I'm curious to dig a bit further in, but from the blog post I get the impression that they are also still cloning the full commit history, just not the full file trees attached to the commits and definitely not the full worktree of HEAD, leaving those to be lazily fetched. If that is the case, that sounds like an interesting compromise on the git model and something verging on some of the speculative ideas I've seen about using something like IPFS to back git's trees, to the point where maybe you could use something IPFS in tango with this and have a good DVCS solution.
Based on the protocol https://github.com/Microsoft/gvfs/blob/master/Protocol.md#ge... don't think that "still cloning the full commit history" - this is true.
> Seems like with GVFS they are making DVC to be a CVS

> just to give cool kids access to cool tools

Yes. DVCS with the huge code bases, large binary objects and large teams is hardly the optimal approach. But the "cool kids" are just used to use what they use. And now they can pretend to do it even when they have to be always connected, because the files are virtual and remain on the server until really used.

If Microsoft is giving the solution to the "cool kids," no reason to complain about the fact that Microsoft is willing to care for them.

And if you'd ask the "cool kids" why do they need git at all for such scenarios, have fun with the amount of arguments you'll get. Why this one "needs" vi and another "Emacs" etc. The same reasons. You'll find the arguments also in the comments here. Including mentions of Mercurial, the competition, just like "vi or Emacs". Because. Don't ask.

And no, as far as I understand, Google doesn't primarily "use Mercurial", they use something called Piper, and before they used a customized Perforce just like Microsoft did.

https://www.wired.com/2015/09/google-2-billion-lines-codeand...
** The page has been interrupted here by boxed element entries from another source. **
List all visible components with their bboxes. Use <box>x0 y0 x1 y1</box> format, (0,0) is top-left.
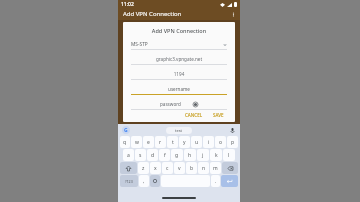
button[interactable]: Add VPN Connection <box>118 8 240 20</box>
staticText: password <box>160 101 181 107</box>
button[interactable]: r <box>155 136 166 148</box>
staticText: . <box>215 178 217 185</box>
staticText: Add VPN Connection <box>131 27 227 34</box>
staticText: g <box>175 152 179 159</box>
button[interactable]: m <box>210 162 221 174</box>
button[interactable]: d <box>147 149 158 161</box>
staticText: CANCEL <box>185 112 203 118</box>
staticText: 11:02 <box>121 1 134 8</box>
staticText: p <box>231 139 235 146</box>
button[interactable]: Enter <box>221 175 238 187</box>
button[interactable]: Google search <box>122 126 130 134</box>
staticText: 1194 <box>131 71 227 77</box>
button[interactable]: x <box>150 162 161 174</box>
button[interactable]: g <box>171 149 183 161</box>
button[interactable]: a <box>123 149 134 161</box>
button[interactable]: . <box>211 175 220 187</box>
button[interactable]: p <box>227 136 238 148</box>
staticText: d <box>151 152 155 159</box>
other: Show password <box>193 102 198 107</box>
button[interactable]: Backspace <box>222 162 238 174</box>
button[interactable]: s <box>135 149 146 161</box>
staticText: c <box>166 165 169 172</box>
staticText: w <box>135 139 139 146</box>
staticText: r <box>159 139 162 146</box>
staticText: j <box>202 152 204 159</box>
staticText: k <box>215 152 218 159</box>
staticText: f <box>164 152 166 159</box>
button[interactable]: username <box>131 86 227 95</box>
staticText: q <box>123 139 127 146</box>
staticText: z <box>142 165 145 172</box>
button[interactable]: n <box>198 162 209 174</box>
staticText: G <box>124 127 128 134</box>
button[interactable]: f <box>159 149 170 161</box>
staticText: SAVE <box>213 112 224 118</box>
button[interactable]: password <box>131 101 227 110</box>
button[interactable]: w <box>131 136 142 148</box>
staticText: MS-STP <box>131 41 148 48</box>
staticText: l <box>228 152 230 159</box>
staticText: v <box>178 165 181 172</box>
staticText: h <box>188 152 192 159</box>
staticText: u <box>195 139 199 146</box>
staticText: s <box>139 152 142 159</box>
staticText: o <box>219 139 223 146</box>
button[interactable]: 1194 <box>131 71 227 80</box>
button[interactable]: More options <box>230 11 236 17</box>
button[interactable]: u <box>191 136 202 148</box>
staticText: e <box>147 139 150 146</box>
button[interactable]: h <box>184 149 196 161</box>
staticText: n <box>202 165 206 172</box>
staticText: m <box>213 165 218 172</box>
button[interactable]: j <box>197 149 209 161</box>
button[interactable]: k <box>210 149 222 161</box>
button[interactable]: , <box>139 175 149 187</box>
button[interactable]: SAVE <box>210 111 227 119</box>
button[interactable]: CANCEL <box>182 111 206 119</box>
button[interactable]: l <box>223 149 235 161</box>
staticText: b <box>190 165 194 172</box>
staticText: , <box>143 178 145 185</box>
staticText: test <box>175 128 183 133</box>
staticText: graphic3.vpngate.net <box>131 56 227 62</box>
staticText: username <box>131 86 227 92</box>
button[interactable]: test <box>166 127 192 134</box>
button[interactable]: o <box>215 136 226 148</box>
staticText: i <box>208 139 210 146</box>
button[interactable]: b <box>186 162 197 174</box>
button[interactable]: MS-STP <box>131 40 227 49</box>
staticText: t <box>172 139 174 146</box>
button[interactable]: Shift <box>120 162 137 174</box>
button[interactable]: e <box>143 136 154 148</box>
button[interactable]: y <box>179 136 190 148</box>
staticText: ?123 <box>125 179 133 184</box>
staticText: x <box>154 165 157 172</box>
button[interactable]: i <box>203 136 214 148</box>
button[interactable]: t <box>167 136 178 148</box>
staticText: y <box>183 139 186 146</box>
button[interactable]: ?123 <box>120 175 138 187</box>
button[interactable]: graphic3.vpngate.net <box>131 56 227 65</box>
button[interactable]: q <box>120 136 130 148</box>
button[interactable]: Voice input <box>228 126 236 134</box>
button[interactable]: v <box>174 162 185 174</box>
button[interactable]: c <box>162 162 173 174</box>
staticText: a <box>127 152 130 159</box>
staticText: Add VPN Connection <box>123 10 182 18</box>
button[interactable]: z <box>138 162 149 174</box>
button[interactable]: Emoji <box>150 175 160 187</box>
"Piper spans about 85 terabytes of data" "and Google’s 25,000 engineers make about 45,000 commits (changes) to the repository each day. That’s some serious activity. While the Linux open source operating spans 15 million lines of code across 40,000 software files, Google engineers modify 15 million lines of code across 250,000 files each week."

It is not clear from the announcement nor the code, but in principle, I don't see a reason that it can't be a DVCS.

Sure, GVFS downloads files only when first read; but maybe it keeps them cached? Maybe you can still work on them and commit changes after you get offline? At least in principle, nothing prevents that.